There’s been a fair amount of ink already spilled about Alcatel-Lucent’s new CEO, Ben Verwaayen. And I would add to that din the still-notable point that his background as the CEO of a major incumbent carrier, BT, gives the megavendor a unique claim to understand its customers’ concerns.

Mark Sue, analyst with RBC Capital Markets, said the leadership change “should help stabilize the beleaguered company,” but that “the situation still remains challenged ... a full recovery is not underway anytime soon.”

Whatever reform Verwaayen brings is likely to be aided with an axe - a sad prospect for Lucent veterans in particular, who have been living with one round of layoffs after another for as long as I can remember.

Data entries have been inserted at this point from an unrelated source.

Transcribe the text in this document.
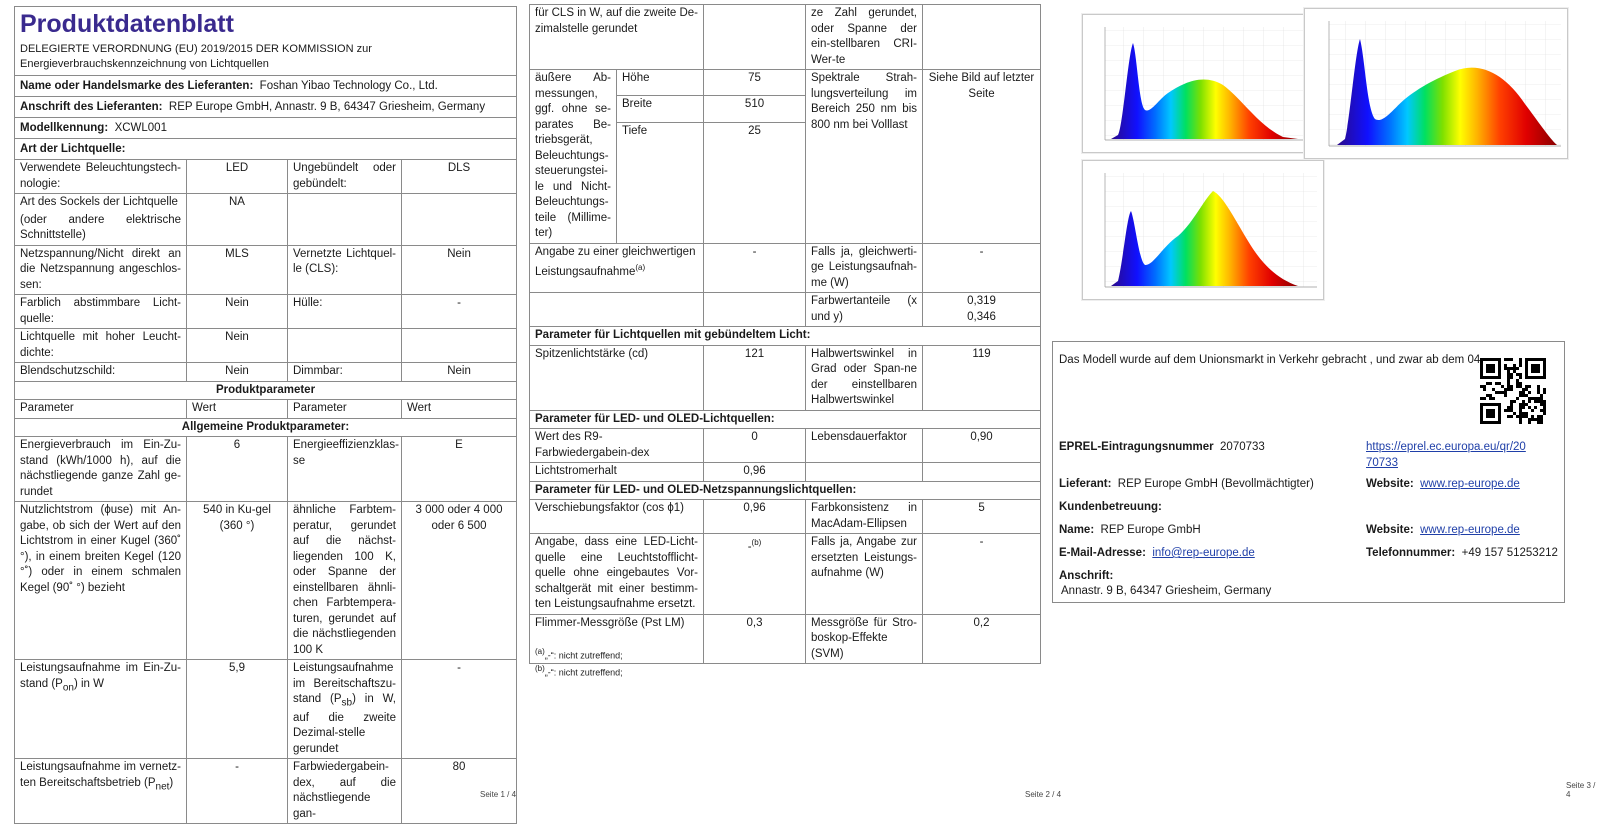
Produktdatenblatt
DELEGIERTE VERORDNUNG (EU) 2019/2015 DER KOMMISSION zur Energieverbrauchskennzeichnung von Lichtquellen			

Name oder Handelsmarke des Lieferanten: Foshan Yibao Technology Co., Ltd.			
Anschrift des Lieferanten: REP Europe GmbH, Annastr. 9 B, 64347 Griesheim, Germany			
Modellkennung: XCWL001			
Art der Lichtquelle:			
Verwendete Beleuchtungstech-nologie:	LED	Ungebündelt oder gebündelt:	DLS

Art des Sockels der Lichtquelle
(oder andere elektrische Schnittstelle)	NA		
Netzspannung/Nicht direkt an die Netzspannung angeschlos-sen:	MLS	Vernetzte Lichtquel-le (CLS):	Nein
Farblich abstimmbare Licht-quelle:	Nein	Hülle:	-
Lichtquelle mit hoher Leucht-dichte:	Nein		
Blendschutzschild:	Nein	Dimmbar:	Nein
Produktparameter			
Parameter	Wert	Parameter	Wert
Allgemeine Produktparameter:			
Energieverbrauch im Ein-Zu-stand (kWh/1000 h), auf die nächstliegende ganze Zahl ge-rundet	6	Energieeffizienzklas-se	E
Nutzlichtstrom (ϕuse) mit An-gabe, ob sich der Wert auf den Lichtstrom in einer Kugel (360˚ °), in einem breiten Kegel (120 °˚) oder in einem schmalen Kegel (90˚ °) bezieht	540 in Ku-gel (360 °)	ähnliche Farbtem-peratur, gerundet auf die nächst-liegenden 100 K, oder Spanne der einstellbaren ähnli-chen Farbtempera-turen, gerundet auf die nächstliegenden 100 K	3 000 oder 4 000 oder 6 500
Leistungsaufnahme im Ein-Zu-stand (Pon) in W	5,9	Leistungsaufnahme im Bereitschaftszu-stand (Psb) in W, auf die zweite Dezimal-stelle gerundet	-
Leistungsaufnahme im vernetz-ten Bereitschaftsbetrieb (Pnet)	-	Farbwiedergabein-dex, auf die nächstliegende gan-	80
Seite 1 / 4
für CLS in W, auf die zweite De-zimalstelle gerundet			ze Zahl gerundet, oder Spanne der ein-stellbaren CRI-Wer-te	
äußere Ab-messungen, ggf. ohne se-parates Be-triebsgerät, Beleuchtungs-steuerungstei-le und Nicht-Beleuchtungs-teile (Millime-ter)	Höhe	75	Spektrale Strah-lungsverteilung im Bereich 250 nm bis 800 nm bei Volllast	Siehe Bild auf letzter Seite
	Breite	510		
	Tiefe	25		
Angabe zu einer gleichwertigen Leistungsaufnahme$^{(a)}$		-	Falls ja, gleichwerti-ge Leistungsaufnah-me (W)	-
			Farbwertanteile (x und y)	0,319
0,346

Parameter für Lichtquellen mit gebündeltem Licht:				
Spitzenlichtstärke (cd)		121	Halbwertswinkel in Grad oder Span-ne der einstellbaren Halbwertswinkel	119
Parameter für LED- und OLED-Lichtquellen:				
Wert des R9-Farbwiedergabein-dex		0	Lebensdauerfaktor	0,90
Lichtstromerhalt		0,96		
Parameter für LED- und OLED-Netzspannungslichtquellen:				
Verschiebungsfaktor (cos ϕ1)		0,96	Farbkonsistenz in MacAdam-Ellipsen	5
Angabe, dass eine LED-Licht-quelle eine Leuchtstofflicht-quelle ohne eingebautes Vor-schaltgerät mit einer bestimm-ten Leistungsaufnahme ersetzt.		-$^{(b)}$	Falls ja, Angabe zur ersetzten Leistungs-aufnahme (W)	-
Flimmer-Messgröße (Pst LM)		0,3	Messgröße für Stro-boskop-Effekte (SVM)	0,2
$^{(a)}$„-“: nicht zutreffend;
$^{(b)}$„-“: nicht zutreffend;
Seite 2 / 4
Das Modell wurde auf dem Unionsmarkt in Verkehr gebracht , und zwar ab dem 04
EPREL-Eintragungsnummer 2070733	https://eprel.ec.europa.eu/qr/20
70733
Lieferant: REP Europe GmbH (Bevollmächtigter)	Website: www.rep-europe.de
Kundenbetreuung:
Name: REP Europe GmbH	Website: www.rep-europe.de
E-Mail-Adresse: info@rep-europe.de	Telefonnummer: +49 157 51253212
Anschrift:
Annastr. 9 B, 64347 Griesheim, Germany
Seite 3 / 4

Less talked about is where this change leaves the legacy of Pat Russo and the chapter of the company’s story under her watch. Whatever score the judges give her, she deserves high marks for the degree of difficulty in this routine. Russo took Lucent and Alcatel-Lucent through their most difficult years. And she had the Herculean task of melding Alcatel and Lucent together. (The hyphen only did some of the work).

“I think [Russo] deserves credit for even agreeing to take this merger on,” said Lisa Pierce, vice president of Forrester Research. “Most mergers fail to deliver the synergies they promise. From a deep, deep cultural perspective, this particular merger faced significantly greater obstacles.”

But the truth is that Lucent was plagued by plenty of culture clashes and internal conflicts long before Alcatel came to dinner. Before the megamerger, Lucent made some 40 acquisitions in just a handful of years and wasn’t adept at quickly assimilating them.

Whatever Russo’s efforts and accomplishments, she was well rewarded for them, having been repeatedly cited as one example of the gross disparities between executive pay and corporate performance. And so it’s no surprise that she made plenty of enemies among Lucent’s retirees, who saw their benefits cut as her bonuses grew.

You could say Russo had an easy act to follow, replacing former CEO Rich McGinn, who was widely derided for trying to change the company too drastically too fast, tripping along the way (and provoking legal troubles that were, sadly, not unusual among Lucent’s peers in that era).

In 2004, two years into Russo’s reign, author Lisa Endlich (who literally wrote the book on Lucent) told me, “[Russo] has very realistic visions of what Lucent can achieve. She’s extremely well-matched to the times. She’s made the changes that [McGinn] didn’t get around to making. Lucent will probably evolve to be more like McGinn’s vision under her.”

It’s now up to Verwaayen to make the changes that Russo couldn’t.